Neste sábado (30), a prefeitura entregará 35 unidades do Residencial Santa Cecília para famílias de baixa renda. Entretanto, nenhuma delas faz parte da ocupação Chico Prego, cujos integrantes ocuparam o prédio em 2017, impulsionando o debate sobre a função social do imóvel, o que culminou em sua restauração e entrega para os novos moradores. “É como fazer o bolo e não ter direito a comer uma fatia”, ressalta Rafaela.
Leonardo Sá

“A gente fica feliz pelas famílias que receberão o imóvel no Santa Cecília, mas nos sentimos humilhados de não ter o mesmo direito. Estamos sendo bombardeados por mentiras há cerca de cinco anos, como a de que há pessoas aqui que têm casa. Ninguém aqui tem moradia, ninguém ficaria em um acampamento, nas condições em que estamos, sem lugar nem para tomar banho, se tivesse casa”, diz.

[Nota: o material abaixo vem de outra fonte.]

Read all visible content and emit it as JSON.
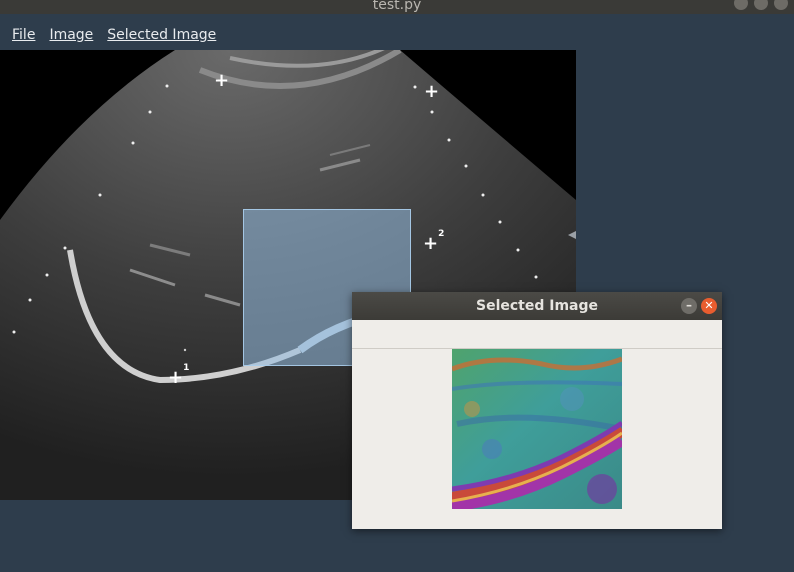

A militante do MNLM destaca que o debate sobre a função social da propriedade e a cobrança para que ele acontecesse não tinha tanta repercussão, mas ganhou visibilidade através das mobilizações das famílias que fazem parte da ocupação Chico Prego. “Foi impulsionado pelas nossas manifestações que Luciano Rezende [ex-prefeito de Vitória, do Cidadania] firmou parceria com a iniciativa privada para restauração do Santa Cecília. Outro prédio que será entregue para pessoas de baixa renda é o Residencial Consolação, no bairro Consolação, também por causa do debate provocado por nós”, recorda.

No final de 2016, as famílias da ocupação Chico Prego ocuparam a Fazendinha, na região da Grande São Pedro, para a qual chegou a ser idealizado um projeto de conjunto habitacional popular por alunos do curso de Arquitetura da Universidade Federal do Estado (Ufes), renegado pela gestão do então prefeito Luciano Rezende (Cidadania).
Posteriormente, as famílias foram para a Casa do Cidadão, em Maruípe; de onde seguiram para o prédio do Instituto de Aposentadorias e Pensões dos Industriários (IAPI), no Centro. De lá, foram retiradas para que o prédio fosse reformado e destinado ao Programa Minha Casa, Minha Vida – Entidades, o que acabou não acontecendo, devido aos cortes do governo Bolsonaro (PL) de subsídios para a faixa mais baixa de renda do programa.
Depois disso, o Edifício Sagres, no Centro, foi o novo local de moradia das famílias, seguido da quadra da Piedade e do Santa Cecília, de onde saíram após conseguir aluguel social, para, então, irem para a Escola Municipal de Ensino Fundamental (EMEF) Irmã Jacinta Soares de Souza Lima. “A gente não viu outra opção. Estávamos para ser despejados, com três meses de aluguel atrasado, fora contas de água e luz. Entre ficar num espaço desse jeito ou morar na rua, preferimos ficar aqui com nossas famílias”, disse Rafaela na ocasião.
As unidades do Santa Cecília serão entregues para famílias de baixa renda dos bairros Piedade, Moscoso, Fonte Grande e Santa Clara, que tiveram que deixar suas casas em áreas de risco ou de interesse ambiental, contempladas por meio do Projeto Terra Mais Igual, da Prefeitura de Vitória. Quinze dessas famílias são pessoas que saíram do Morro da Piedade devido à violência. Elas visitaram os apartamentos em fevereiro deste ano.

Algumas delas conquistaram o aluguel social judicialmente, por meio da atuação da Defensoria, por intermédio do Instituto Raízes. Em março de 2019, a DPES ingressou com um agravo de instrumento com pedido de antecipação de tutela recursal, para que o benefício fosse pago em caráter de urgência.

O pedido foi apreciado e deferido pelo desembargador Jorge do Nascimento Viana no mesmo mês.Entretanto, a PMV e o Governo do Estado recorreram da decisão. Em novembro de 2019, o Tribunal de Justiça do Estado (TJES), por meio da 4ª Câmara Cível, declarou procedente o pedido de aluguel social. A votação dos desembargadores foi unânime em favor da comunidade.